Sophos-AV for Linux Failed to download 'https://d2.sophosupd.com/update-C/XXXXXXXXXXXX188fbfa2b98x000.xml': no such file. Please check PrimaryUpdateSourcePath.

Hello, Sophos Community members across the globe,

 

 

            I have been using Sophos-av for a year in all Linux servers but yesterday I got an error that it's failed to download.

 

Tue 17 Mar 2020 02:10:42 AM EDT: update.updated Updated to versions - SAV: 9.16.0, Engine: 3.77.1, Data: 5.73
Tue 17 Mar 2020 02:10:42 AM EDT: update.updated Successfully updated Sophos Anti-Virus from sdds:SOPHOS
Tue 17 Mar 2020 12:10:37 PM EDT: update.failed Failed to download 'd2.sophosupd.com/.../XXXXXXXXXXXXXXa188fbfa2b98x000.xml': no such file. Please check PrimaryUpdateSourcePath.

 

EmailDemandSummaryIfThreat: true
EmailLanguage: English
EmailNotifier: true
EmailServer: localhost:25
EnableOnStart: false
ExclusionEncodings: UTF-8
EUC-JP
ISO-8859-1

PrimaryUpdateSourcePath: sophos:

UploadSamples: false
SendErrorEmail: false
SendThreatEmail: false
UINotifier: false
UIpopupNotification: false
UIttyNotification: false
UpdatePeriodMinutes: 600
NamedScans: Weekly
LiveProtection: enabled
ScanArchives: mixed

I did manual update using /opt/sophos-av/bin/savupdate and it ran without any issue.

 

Please let me know where it went wrong or any configuration issue? Thanks inadvance

 

Thank you,

Mani

  • Hi  

    Would you please suggest whether you are using Sophos central managed Sophos Anti-Virus for Linux or a free version? 

  • In reply to Jasmin:

    Hi Jasmine,

     

    It's Sophos-antivirus free version installed in Linux server.

     

    Thank you,

    Mani

  • In reply to MANI KORASIKA:

    Hi  

    The credentials for free Sophos AV Linux are fetched automatically so the configuration should be fine. Is there any firewall that is blocking the update? 

  • Hello mani,

    manual update [...] ran without any issue
    but the scheduled updates still fail? And this is reproducible, i.e. automatic updates still fail (and on more than one server)? Would be strange. A glitch on the backend is thinkable, it might last for a short while but with an update interval of 10 hours you shouldn't have encountered more than a few incidents and not more than one per server.

    If I'm not mistaken the file was on the backend yesterday, can't remember what its contents were. Meanwhile it has been replaced by some other file. Likely the /opt/sophos-av/logs/savupdate-debug.log shows some (successful) activity preceding this error and not more information than no such file which is a reworded HTTP 404. The Warehouse (the backend storage) isn't just a bunch of files, it has an internal structure (the .XML files are a hierarchy of catalogues that refer to and describe the actual files that have a .dat extension, with a file's checksum as its name)  to assure integrity and consistency. It's impossible (or at least not feasible) to provide a "stable view" of a Warehouse at all times when it is updated. If you add, remove, or change a file you have to update the referring catalogue that is referred to by another catalogue and so on. Guess you can work out the rest.

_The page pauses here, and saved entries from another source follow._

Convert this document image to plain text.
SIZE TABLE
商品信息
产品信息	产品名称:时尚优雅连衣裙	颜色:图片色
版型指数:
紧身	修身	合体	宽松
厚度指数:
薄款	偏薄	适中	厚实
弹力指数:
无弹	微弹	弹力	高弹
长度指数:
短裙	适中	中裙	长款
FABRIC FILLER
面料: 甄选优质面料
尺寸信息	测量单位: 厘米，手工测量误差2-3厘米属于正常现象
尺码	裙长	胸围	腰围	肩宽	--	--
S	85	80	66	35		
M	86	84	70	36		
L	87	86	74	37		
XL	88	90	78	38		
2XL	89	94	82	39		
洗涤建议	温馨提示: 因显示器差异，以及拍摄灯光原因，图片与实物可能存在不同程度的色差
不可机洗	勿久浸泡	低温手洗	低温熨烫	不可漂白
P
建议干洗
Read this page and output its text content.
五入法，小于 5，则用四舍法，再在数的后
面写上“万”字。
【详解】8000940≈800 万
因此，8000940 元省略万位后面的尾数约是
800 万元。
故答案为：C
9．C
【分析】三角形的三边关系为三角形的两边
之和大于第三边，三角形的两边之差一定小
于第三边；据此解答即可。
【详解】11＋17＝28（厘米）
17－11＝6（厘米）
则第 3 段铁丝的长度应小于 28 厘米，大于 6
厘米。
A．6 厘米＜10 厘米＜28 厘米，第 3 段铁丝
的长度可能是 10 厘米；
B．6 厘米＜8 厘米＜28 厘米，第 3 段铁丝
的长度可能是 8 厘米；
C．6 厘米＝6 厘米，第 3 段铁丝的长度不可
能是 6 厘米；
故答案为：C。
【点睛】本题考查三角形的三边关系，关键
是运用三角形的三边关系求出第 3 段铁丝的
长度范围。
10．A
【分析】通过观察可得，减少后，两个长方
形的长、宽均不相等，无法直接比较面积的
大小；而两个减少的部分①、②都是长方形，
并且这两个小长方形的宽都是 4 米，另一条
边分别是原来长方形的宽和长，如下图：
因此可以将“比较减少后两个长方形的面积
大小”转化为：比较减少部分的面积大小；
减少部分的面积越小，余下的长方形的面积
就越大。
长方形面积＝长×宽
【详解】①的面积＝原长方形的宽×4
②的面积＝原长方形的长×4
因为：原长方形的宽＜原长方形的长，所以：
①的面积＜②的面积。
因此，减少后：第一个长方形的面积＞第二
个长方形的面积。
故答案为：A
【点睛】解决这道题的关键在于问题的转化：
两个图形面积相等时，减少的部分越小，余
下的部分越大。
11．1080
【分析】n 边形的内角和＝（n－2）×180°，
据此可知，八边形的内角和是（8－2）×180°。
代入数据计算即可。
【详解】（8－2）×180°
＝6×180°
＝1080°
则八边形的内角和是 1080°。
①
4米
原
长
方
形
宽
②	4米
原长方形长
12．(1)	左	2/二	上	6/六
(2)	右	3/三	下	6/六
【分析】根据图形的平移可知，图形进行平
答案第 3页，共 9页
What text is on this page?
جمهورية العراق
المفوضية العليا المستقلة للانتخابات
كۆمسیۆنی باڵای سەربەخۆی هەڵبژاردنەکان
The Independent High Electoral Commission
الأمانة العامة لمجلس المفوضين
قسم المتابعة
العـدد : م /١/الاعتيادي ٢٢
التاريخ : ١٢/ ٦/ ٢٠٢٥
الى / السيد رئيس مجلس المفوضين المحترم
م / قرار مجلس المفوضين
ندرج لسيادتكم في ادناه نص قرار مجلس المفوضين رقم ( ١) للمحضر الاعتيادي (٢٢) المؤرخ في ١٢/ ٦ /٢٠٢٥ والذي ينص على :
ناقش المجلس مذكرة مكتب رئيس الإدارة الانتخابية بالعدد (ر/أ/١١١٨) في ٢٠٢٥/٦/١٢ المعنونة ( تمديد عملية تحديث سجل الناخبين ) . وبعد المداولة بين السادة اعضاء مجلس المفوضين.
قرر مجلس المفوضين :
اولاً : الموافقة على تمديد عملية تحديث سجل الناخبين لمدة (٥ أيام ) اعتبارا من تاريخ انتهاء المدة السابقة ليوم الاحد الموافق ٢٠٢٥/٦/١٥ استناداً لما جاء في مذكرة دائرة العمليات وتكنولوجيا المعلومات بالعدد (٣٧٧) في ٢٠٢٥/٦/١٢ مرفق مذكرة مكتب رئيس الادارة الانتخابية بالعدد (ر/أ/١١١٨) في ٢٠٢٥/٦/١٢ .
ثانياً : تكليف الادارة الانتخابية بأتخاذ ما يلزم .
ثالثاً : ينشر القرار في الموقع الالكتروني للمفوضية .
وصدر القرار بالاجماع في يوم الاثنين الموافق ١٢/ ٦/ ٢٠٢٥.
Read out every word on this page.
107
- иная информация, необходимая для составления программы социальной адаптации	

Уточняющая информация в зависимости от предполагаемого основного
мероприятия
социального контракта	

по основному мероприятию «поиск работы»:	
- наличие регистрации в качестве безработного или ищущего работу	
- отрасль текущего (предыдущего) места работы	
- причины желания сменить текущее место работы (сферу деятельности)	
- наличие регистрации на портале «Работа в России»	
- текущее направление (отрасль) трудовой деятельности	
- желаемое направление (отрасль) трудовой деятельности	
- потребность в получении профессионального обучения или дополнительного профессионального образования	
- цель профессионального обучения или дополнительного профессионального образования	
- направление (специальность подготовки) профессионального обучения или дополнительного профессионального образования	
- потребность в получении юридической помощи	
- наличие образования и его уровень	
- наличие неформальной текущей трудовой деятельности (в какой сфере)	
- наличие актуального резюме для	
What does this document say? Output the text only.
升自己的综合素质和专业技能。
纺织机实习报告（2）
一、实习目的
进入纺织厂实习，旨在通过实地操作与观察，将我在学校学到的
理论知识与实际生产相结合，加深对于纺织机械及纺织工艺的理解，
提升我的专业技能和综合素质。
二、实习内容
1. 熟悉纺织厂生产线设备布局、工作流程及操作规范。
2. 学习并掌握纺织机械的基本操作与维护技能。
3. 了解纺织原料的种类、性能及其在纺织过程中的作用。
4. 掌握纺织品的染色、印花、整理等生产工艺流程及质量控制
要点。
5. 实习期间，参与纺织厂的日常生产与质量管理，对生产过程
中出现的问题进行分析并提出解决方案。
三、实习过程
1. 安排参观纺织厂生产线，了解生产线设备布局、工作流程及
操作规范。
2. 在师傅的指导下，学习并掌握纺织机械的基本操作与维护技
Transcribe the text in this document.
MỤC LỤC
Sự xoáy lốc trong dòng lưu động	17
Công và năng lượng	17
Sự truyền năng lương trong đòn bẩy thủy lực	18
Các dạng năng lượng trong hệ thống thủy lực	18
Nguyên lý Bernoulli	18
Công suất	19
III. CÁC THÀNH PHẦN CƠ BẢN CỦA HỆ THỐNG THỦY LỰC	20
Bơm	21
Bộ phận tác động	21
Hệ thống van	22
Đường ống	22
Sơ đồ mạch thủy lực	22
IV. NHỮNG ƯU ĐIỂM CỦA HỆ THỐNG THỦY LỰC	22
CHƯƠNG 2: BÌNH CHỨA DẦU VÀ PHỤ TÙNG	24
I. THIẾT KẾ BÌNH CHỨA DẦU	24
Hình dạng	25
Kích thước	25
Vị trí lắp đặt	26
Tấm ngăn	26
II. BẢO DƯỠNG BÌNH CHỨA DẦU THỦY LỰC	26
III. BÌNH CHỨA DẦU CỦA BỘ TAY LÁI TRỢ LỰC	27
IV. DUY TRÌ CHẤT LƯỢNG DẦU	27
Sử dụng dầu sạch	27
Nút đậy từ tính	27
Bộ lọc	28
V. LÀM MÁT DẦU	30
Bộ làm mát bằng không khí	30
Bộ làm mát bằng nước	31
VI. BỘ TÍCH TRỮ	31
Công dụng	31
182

    Thus no need to worry if it's a one-off event and a subsequent manual update and/or the next scheduled update succeed. Only if such an error more or less frequently recurs (consistently or randomly) you need to investigate.

    Christian     

  • In reply to QC:

    Thank You QC, JASMIN and SWETHA for your quick responses. It's only a one time issue so we couldn't figure what's the reason behind it. But your inputs helped me alot. 

     

    Have a safe, healthy and good day ahead.   Computer

    Thank you,

    Mani 

  • In reply to MANI KORASIKA:

    Hi  

    Glad to know that issue has not occurred after since.